Patient should not use codeine if have severe breathing problems, a blockage in their stomach or intestines, or frequent asthma attacks.

Codeine can slow or stop breathing. MISUSE OF THIS MEDICINE CAN CAUSE ADDICTION, OVERDOSE, OR DEATH, especially in a child or other person using the medicine without a prescription.

This medicine is not for use in children younger than 12 years old, and is not for use in anyone under 18 who recently had surgery to remove their tonsils or adenoids.
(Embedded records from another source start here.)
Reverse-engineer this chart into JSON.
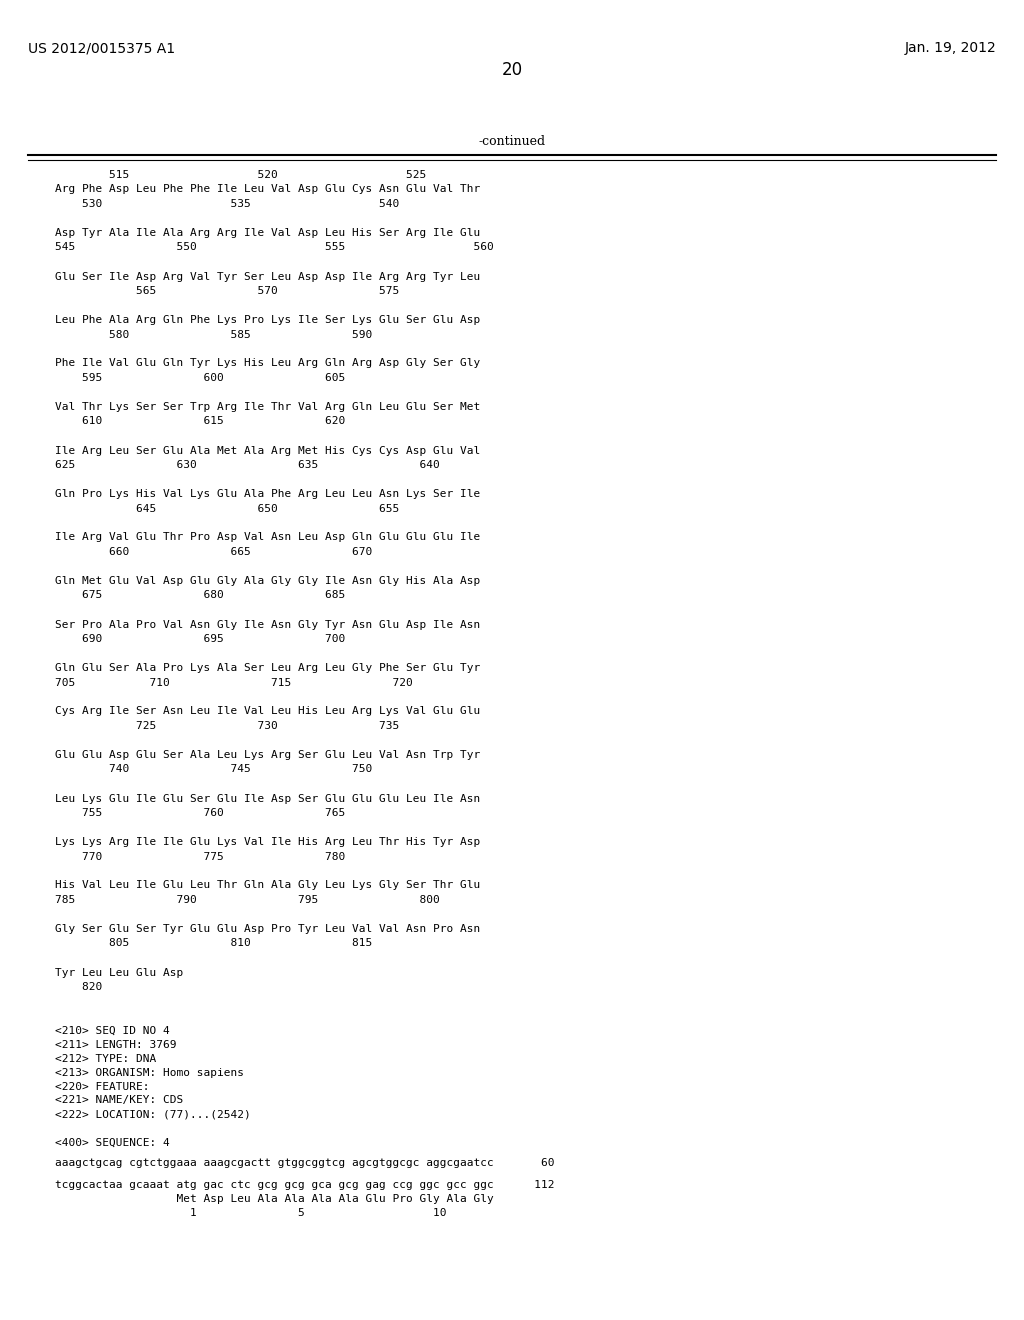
{
  "header_left": "US 2012/0015375 A1",
  "header_right": "Jan. 19, 2012",
  "page_number": "20",
  "continued_label": "-continued",
  "background_color": "#ffffff",
  "text_color": "#000000",
  "body_lines": [
    "        515                   520                   525",
    "Arg Phe Asp Leu Phe Phe Ile Leu Val Asp Glu Cys Asn Glu Val Thr",
    "    530                   535                   540",
    "",
    "Asp Tyr Ala Ile Ala Arg Arg Ile Val Asp Leu His Ser Arg Ile Glu",
    "545               550                   555                   560",
    "",
    "Glu Ser Ile Asp Arg Val Tyr Ser Leu Asp Asp Ile Arg Arg Tyr Leu",
    "            565               570               575",
    "",
    "Leu Phe Ala Arg Gln Phe Lys Pro Lys Ile Ser Lys Glu Ser Glu Asp",
    "        580               585               590",
    "",
    "Phe Ile Val Glu Gln Tyr Lys His Leu Arg Gln Arg Asp Gly Ser Gly",
    "    595               600               605",
    "",
    "Val Thr Lys Ser Ser Trp Arg Ile Thr Val Arg Gln Leu Glu Ser Met",
    "    610               615               620",
    "",
    "Ile Arg Leu Ser Glu Ala Met Ala Arg Met His Cys Cys Asp Glu Val",
    "625               630               635               640",
    "",
    "Gln Pro Lys His Val Lys Glu Ala Phe Arg Leu Leu Asn Lys Ser Ile",
    "            645               650               655",
    "",
    "Ile Arg Val Glu Thr Pro Asp Val Asn Leu Asp Gln Glu Glu Glu Ile",
    "        660               665               670",
    "",
    "Gln Met Glu Val Asp Glu Gly Ala Gly Gly Ile Asn Gly His Ala Asp",
    "    675               680               685",
    "",
    "Ser Pro Ala Pro Val Asn Gly Ile Asn Gly Tyr Asn Glu Asp Ile Asn",
    "    690               695               700",
    "",
    "Gln Glu Ser Ala Pro Lys Ala Ser Leu Arg Leu Gly Phe Ser Glu Tyr",
    "705           710               715               720",
    "",
    "Cys Arg Ile Ser Asn Leu Ile Val Leu His Leu Arg Lys Val Glu Glu",
    "            725               730               735",
    "",
    "Glu Glu Asp Glu Ser Ala Leu Lys Arg Ser Glu Leu Val Asn Trp Tyr",
    "        740               745               750",
    "",
    "Leu Lys Glu Ile Glu Ser Glu Ile Asp Ser Glu Glu Glu Leu Ile Asn",
    "    755               760               765",
    "",
    "Lys Lys Arg Ile Ile Glu Lys Val Ile His Arg Leu Thr His Tyr Asp",
    "    770               775               780",
    "",
    "His Val Leu Ile Glu Leu Thr Gln Ala Gly Leu Lys Gly Ser Thr Glu",
    "785               790               795               800",
    "",
    "Gly Ser Glu Ser Tyr Glu Glu Asp Pro Tyr Leu Val Val Asn Pro Asn",
    "        805               810               815",
    "",
    "Tyr Leu Leu Glu Asp",
    "    820"
  ],
  "metadata_lines": [
    "<210> SEQ ID NO 4",
    "<211> LENGTH: 3769",
    "<212> TYPE: DNA",
    "<213> ORGANISM: Homo sapiens",
    "<220> FEATURE:",
    "<221> NAME/KEY: CDS",
    "<222> LOCATION: (77)...(2542)"
  ],
  "sequence_section": "<400> SEQUENCE: 4",
  "seq_lines": [
    "aaagctgcag cgtctggaaa aaagcgactt gtggcggtcg agcgtggcgc aggcgaatcc       60",
    "tcggcactaa gcaaat atg gac ctc gcg gcg gca gcg gag ccg ggc gcc ggc      112",
    "                  Met Asp Leu Ala Ala Ala Ala Glu Pro Gly Ala Gly",
    "                    1               5                   10"
  ]
}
Taking this medicine during pregnancy may cause life-threatening withdrawal symptoms in the newborn.

Pregnancy level


Prolonged use of opioid analgesics during pregnancy for medical or nonmedical purposes can result in physical dependence in the neonate and neonatal opioid withdrawal syndrome shortly after birth; observe newborns for symptoms of neonatal opioid withdrawal syndrome and manage accordingly; opioids cross placenta and may produce respiratory depression in neonates; an opioid antagonist, such as naloxone, must be available for reversal of opioid-induced respiratory depression in the neonate;

codeine sulfate is not recommended for use in pregnant women during or immediately prior to labor, when other analgesic techniques are more appropriate; opioid analgesics can prolong labor through actions which temporarily reduce strength, duration, and frequency of uterine contractions.

Breast feeding warning

 Codeine is secreted into human milk; there is no information on effects of codeine on milk production.